Antoni Tàpies was born on December 13, 1923, in Barcelona. His adolescence was marked by the Spanish Civil War and illness. He began to study law in Barcelona but decided to devote himself to art in 1946, essentially becoming a self-taught painter. Tàpies’s early work was influenced by the art of Max Ernst, Paul Klee, and Joan Miró, and by Eastern philosophy. He exhibited for the first time in the controversial Salo d’Octubre in Barcelona in 1948.

He soon began to develop a recognizable personal style related to matière painting, or Art Informel, a movement that focused on the materials of art making. This approach resulted in textural richness, but his main aim was the exploration of the transformative qualities of matter. Tàpies freely adopted bits of detritus, earth, and stone—mediums that evoke solidity and mass—in his large-scale works.
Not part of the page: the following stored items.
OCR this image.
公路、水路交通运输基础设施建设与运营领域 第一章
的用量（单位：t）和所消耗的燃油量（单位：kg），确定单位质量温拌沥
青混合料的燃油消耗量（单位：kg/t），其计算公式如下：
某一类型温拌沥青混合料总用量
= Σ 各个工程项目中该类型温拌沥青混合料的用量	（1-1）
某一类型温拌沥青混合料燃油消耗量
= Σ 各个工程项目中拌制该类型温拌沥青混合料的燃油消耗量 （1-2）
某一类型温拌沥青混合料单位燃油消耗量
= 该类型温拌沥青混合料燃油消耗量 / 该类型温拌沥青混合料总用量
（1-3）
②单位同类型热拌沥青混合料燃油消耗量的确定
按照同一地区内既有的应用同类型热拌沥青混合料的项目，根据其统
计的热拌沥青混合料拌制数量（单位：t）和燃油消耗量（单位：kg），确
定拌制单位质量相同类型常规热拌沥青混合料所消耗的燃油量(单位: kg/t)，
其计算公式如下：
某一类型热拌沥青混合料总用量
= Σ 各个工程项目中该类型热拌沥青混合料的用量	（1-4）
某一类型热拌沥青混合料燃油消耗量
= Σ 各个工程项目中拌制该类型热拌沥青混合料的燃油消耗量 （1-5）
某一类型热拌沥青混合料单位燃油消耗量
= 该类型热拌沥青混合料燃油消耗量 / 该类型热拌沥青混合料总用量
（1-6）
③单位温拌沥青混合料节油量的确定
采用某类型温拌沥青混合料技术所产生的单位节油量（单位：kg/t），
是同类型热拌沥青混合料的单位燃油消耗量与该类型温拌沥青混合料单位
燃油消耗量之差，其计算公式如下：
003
In 1950, Tàpies’s first solo show was held at the Galeries Laietanes in Barcelona and his work was included in the Carnegie International in Pittsburgh. That same year the French government awarded Tàpies a scholarship that enabled him to spend a year in Paris. His first solo show in New York was held at Martha Jackson's Gallery in 1953. During the 1950s and 1960s Tàpies exhibited in major museums and galleries throughout the United States, Europe, Japan, and South America. In 1966 he began his collection of writings, La practica de l’art. Retrospective exhibitions of Tàpies’s work were presented at the Musée National d’Art Moderne in Paris in 1973 and at the Albright-Knox Art Gallery in Buffalo, New York, in 1977. The following year he published his prize-winning autobiography, Memòria personal.
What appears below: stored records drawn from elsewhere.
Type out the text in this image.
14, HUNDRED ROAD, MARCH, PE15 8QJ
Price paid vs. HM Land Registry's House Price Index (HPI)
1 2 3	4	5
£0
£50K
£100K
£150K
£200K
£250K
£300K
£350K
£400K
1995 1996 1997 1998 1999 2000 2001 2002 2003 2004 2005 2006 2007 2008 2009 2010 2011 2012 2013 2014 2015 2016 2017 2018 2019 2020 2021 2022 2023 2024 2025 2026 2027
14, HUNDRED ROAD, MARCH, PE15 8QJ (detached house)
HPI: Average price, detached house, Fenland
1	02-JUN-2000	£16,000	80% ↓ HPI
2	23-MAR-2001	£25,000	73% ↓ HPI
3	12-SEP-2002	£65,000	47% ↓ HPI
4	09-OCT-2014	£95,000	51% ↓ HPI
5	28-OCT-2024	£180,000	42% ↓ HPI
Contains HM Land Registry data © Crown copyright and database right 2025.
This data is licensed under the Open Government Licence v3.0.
In the early 1980s he continued diversifying his mediums, producing his first ceramic sculptures and designing sets. In 1993 Tàpies and Cristina Iglesias represented Spain at the Venice Biennale, where his installation was awarded the Golden Lion. A retrospective exhibition was presented at the Galerie Nationale du Jeu de Paume in Paris and the Guggenheim Museum SoHo in New York in 1994–95. In 2000 the Museo Nacional Centro de Arte Reina Sofía in Madrid organized a major retrospective of the artist’s work. Tàpies died in Barcelona on February 6, 2012.